In the release, Mario Draghi, the president of the ECB, also spoke about the efficiency of the current monetary policy, stating that the asset purchasing program is advancing smoothly, making clear the fact that the monetary policy measures introduced in the mid-2014’s are functioning properly.

Regarding the interest rates, his expectancy is that they will remain unchanged in the near future. Also, he highlighted the increase in downside risks, noting that the financial markets and commodity volatility added to the geopolitical crisis make a fine threat to the euro-area growth. As per his opinion, inflation will remain low for the time being, but it will pick up in later in 2016, the dynamics of inflation being weaker than expected.

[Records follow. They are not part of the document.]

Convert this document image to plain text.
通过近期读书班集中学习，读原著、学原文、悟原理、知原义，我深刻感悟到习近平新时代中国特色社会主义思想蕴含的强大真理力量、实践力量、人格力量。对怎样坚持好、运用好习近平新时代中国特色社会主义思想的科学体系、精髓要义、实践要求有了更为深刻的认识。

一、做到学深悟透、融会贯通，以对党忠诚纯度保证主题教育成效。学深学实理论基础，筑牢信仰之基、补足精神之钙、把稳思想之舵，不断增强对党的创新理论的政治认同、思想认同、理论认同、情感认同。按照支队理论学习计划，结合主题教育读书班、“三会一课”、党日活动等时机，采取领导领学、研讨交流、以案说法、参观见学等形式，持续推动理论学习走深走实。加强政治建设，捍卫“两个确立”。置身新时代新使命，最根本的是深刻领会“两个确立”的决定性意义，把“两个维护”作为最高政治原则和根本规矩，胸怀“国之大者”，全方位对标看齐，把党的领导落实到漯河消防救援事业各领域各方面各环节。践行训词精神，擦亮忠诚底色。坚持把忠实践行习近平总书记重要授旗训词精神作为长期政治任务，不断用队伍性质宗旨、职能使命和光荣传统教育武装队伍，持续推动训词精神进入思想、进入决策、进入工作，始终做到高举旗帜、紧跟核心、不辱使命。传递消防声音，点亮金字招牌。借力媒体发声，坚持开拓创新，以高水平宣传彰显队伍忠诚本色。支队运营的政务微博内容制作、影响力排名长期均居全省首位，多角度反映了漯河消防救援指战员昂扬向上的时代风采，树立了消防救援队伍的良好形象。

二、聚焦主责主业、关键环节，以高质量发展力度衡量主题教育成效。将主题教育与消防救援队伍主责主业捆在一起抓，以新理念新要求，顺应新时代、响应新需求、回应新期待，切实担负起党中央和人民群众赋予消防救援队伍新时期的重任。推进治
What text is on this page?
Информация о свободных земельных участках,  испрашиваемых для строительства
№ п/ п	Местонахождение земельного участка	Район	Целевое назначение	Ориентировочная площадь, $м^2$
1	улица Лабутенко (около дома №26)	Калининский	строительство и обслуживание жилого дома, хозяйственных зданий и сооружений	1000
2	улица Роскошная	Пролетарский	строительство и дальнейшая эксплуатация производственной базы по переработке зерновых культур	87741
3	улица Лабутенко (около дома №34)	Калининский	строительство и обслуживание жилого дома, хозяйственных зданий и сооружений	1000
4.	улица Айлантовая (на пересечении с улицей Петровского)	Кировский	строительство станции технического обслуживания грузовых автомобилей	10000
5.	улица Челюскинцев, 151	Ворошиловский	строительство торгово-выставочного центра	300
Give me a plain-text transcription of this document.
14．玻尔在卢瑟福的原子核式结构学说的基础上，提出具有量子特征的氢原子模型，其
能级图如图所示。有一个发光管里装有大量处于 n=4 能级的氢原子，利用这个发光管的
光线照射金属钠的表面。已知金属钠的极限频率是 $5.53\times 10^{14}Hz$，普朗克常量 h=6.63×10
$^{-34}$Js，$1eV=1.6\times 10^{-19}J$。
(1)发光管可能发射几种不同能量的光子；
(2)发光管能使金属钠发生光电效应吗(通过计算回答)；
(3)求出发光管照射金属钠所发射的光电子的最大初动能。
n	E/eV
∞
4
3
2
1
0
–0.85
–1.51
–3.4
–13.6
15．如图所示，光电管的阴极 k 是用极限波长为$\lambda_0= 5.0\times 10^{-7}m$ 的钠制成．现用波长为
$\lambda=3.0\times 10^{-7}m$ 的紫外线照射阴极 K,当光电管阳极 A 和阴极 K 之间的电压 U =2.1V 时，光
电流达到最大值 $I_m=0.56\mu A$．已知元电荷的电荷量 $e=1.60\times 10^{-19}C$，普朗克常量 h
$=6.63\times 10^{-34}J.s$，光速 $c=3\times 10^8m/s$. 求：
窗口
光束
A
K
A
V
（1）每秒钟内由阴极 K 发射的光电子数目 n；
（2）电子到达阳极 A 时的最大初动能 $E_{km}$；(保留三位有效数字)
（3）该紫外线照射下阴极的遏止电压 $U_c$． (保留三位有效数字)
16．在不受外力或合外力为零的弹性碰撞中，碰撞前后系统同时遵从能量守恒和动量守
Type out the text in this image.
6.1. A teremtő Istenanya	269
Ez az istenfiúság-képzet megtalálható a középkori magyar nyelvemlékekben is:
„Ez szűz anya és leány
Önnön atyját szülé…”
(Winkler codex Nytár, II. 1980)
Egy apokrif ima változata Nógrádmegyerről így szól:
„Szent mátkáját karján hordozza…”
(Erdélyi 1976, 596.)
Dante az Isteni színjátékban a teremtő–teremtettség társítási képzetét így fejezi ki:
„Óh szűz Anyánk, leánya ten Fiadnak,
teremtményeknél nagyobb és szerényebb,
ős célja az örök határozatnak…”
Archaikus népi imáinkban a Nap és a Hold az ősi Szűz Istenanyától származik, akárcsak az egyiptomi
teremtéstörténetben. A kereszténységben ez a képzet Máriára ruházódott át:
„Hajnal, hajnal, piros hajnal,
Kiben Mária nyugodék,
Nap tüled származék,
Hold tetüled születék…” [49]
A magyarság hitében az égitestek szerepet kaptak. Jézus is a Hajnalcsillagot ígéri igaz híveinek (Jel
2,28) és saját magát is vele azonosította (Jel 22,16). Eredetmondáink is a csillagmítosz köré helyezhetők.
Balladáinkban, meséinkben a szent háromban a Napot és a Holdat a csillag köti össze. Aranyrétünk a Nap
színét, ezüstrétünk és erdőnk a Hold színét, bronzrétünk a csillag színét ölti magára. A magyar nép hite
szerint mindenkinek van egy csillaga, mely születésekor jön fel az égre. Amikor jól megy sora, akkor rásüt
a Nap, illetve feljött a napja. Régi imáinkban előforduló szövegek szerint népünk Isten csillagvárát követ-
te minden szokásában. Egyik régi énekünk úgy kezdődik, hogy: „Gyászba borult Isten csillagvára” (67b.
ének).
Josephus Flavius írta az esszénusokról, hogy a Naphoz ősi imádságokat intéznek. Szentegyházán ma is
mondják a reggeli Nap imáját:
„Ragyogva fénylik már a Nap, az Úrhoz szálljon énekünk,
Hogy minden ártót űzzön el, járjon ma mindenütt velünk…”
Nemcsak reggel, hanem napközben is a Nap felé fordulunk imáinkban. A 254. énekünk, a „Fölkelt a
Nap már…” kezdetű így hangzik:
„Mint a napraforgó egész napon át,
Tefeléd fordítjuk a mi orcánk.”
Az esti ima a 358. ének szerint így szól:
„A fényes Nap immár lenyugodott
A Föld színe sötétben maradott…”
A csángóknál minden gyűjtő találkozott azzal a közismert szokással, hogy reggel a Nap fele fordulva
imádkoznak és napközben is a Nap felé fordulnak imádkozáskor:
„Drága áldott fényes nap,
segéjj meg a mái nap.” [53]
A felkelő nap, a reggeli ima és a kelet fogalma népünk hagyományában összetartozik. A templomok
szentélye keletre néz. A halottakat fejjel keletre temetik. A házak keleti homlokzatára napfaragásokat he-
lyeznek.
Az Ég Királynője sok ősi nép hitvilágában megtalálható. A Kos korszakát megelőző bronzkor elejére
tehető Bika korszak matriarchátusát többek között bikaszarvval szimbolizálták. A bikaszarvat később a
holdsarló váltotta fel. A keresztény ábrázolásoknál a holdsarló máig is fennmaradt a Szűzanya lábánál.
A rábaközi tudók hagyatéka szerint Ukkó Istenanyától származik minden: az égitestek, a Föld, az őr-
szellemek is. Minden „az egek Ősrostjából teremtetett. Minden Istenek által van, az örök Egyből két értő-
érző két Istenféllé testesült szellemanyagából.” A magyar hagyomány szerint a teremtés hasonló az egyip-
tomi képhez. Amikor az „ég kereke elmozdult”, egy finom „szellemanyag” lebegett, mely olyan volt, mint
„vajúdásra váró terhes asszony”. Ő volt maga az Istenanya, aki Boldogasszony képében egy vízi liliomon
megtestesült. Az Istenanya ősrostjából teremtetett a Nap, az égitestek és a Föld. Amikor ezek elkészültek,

Draghi draws attention that in the case of a spike in downside risks (generated by the global market turmoil), the ECB will review and maybe reconsider its policy stance in the next meetings, whit a high probability that more quantitative easing might occur in March’s meeting.

Taking a look over the trend, we can see that the EUR/USD came back from below 1.0800, recovering the lost ground after Draghi’s speech.

The major cross posted minor losses on Friday, remaining near the lows, but managing to overcome the 1.0800 handle, with a loss of 0.52% for the whole day. The daily low hit 1.0792, but the trend quickly retraced above the 1.0800 thresholds. Late in the day, the trend remained steady flickering in the 20-hour MA (Moving Average) area, standing at 1.0835 and 1.0800. Taking the whole week, we can see that the trend went down, the decline sending the major 100 pips lower than seven days earlier.

Friday’s risk appetite weight heavily on the US dollar, but it didn’t manage to boost the EUR/USD. For which regards the Euro, we continue to see negative correlations between the currency and the stock evolution. Wall Street’s main indexes went up last week while the European markets closed the week with gains in a range between to 2% and 3%. Thursday’s and Friday’s rally seen in equities overcame the weekly losses, erasing any negative impact and posting gains.